Starting out her career manipulating wire structures and observing ways they interpret the space they’re within, Ruth Asawa was ahead of her time. Interestingly enough, the abstract figures that can be made from “croqueting” the wires was brought about by observing villagers making wire baskets in Mexico. Who knew?

As much as an activist as an artist, Asawa’s childhood weighed heavily on  her works. The daughter of Japanese parents, Asawa was privy to discrimination due to her heritage and spent years at an Arkansas internment camp. From there, she went on to receive a scholarship to Black Mountain College, an “experimental” liberal arts college in North Carolina. Marrying Albert Lanier, the couple moved to San Francisco where they hope to live in a community “open” to the interracial couple. It’s here that Asawa’s work began to become recognized. In a field dominated by men, Asawa soon became the first Asian-American woman to receive acclaim in this discipline.

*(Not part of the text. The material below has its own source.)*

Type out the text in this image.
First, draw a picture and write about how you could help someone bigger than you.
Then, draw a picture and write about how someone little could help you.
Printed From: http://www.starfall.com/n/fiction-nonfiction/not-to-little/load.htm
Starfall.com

An activist also, one of things Asawa leaves us with is the “Garden of Remembrance” in San Francisco. The idea was to provide recognition to all the Japanese who spent time in countless internment camps along the west coast. Boulders from each of the 10 internment camps are present in the garden, along with some of Asawa’s large-scale installations.

 

Ruth Asawa started to “weave wire” after a trip to Mexico in 1947.

The young artist with a looped-wire sculpture, circa 1957. A beloved resident of the San Francisco Bay Area Community, the Fine Arts Museum carries more than 150 of Asawa’s works. Ms. Asawa’s pieces also adorn the “new” de Young Museum which opened in 2005… Asawa created a permanent installation which sits at the base of the tower and selected 15 of her most significant pieces to be displayed throughout.

Image courtesy of: Improvised Life, photographed by: Imogen Cunningham (a good friend of Asawa’s)

Asawa’s house was filled with her wire sculptures. Along with her husband, Albert Lanier, the couple vowed to always retain control over their designs. Heroic for sure, but this presented a precarious financial situation for the duo and their six children.

Image courtesy of: Improvised Life

The “Garden of Remembrance” was dedicated in 2002 to the 19 San Francisco State University students that were pulled out of their classes under military and government orders in 1942. An additional 120,000 Japanese residents suffered the same fate.

10 boulders (taken from 10 internment camps) throughout the garden symbolize the horrors suffered by Japanese American in the 1940’s.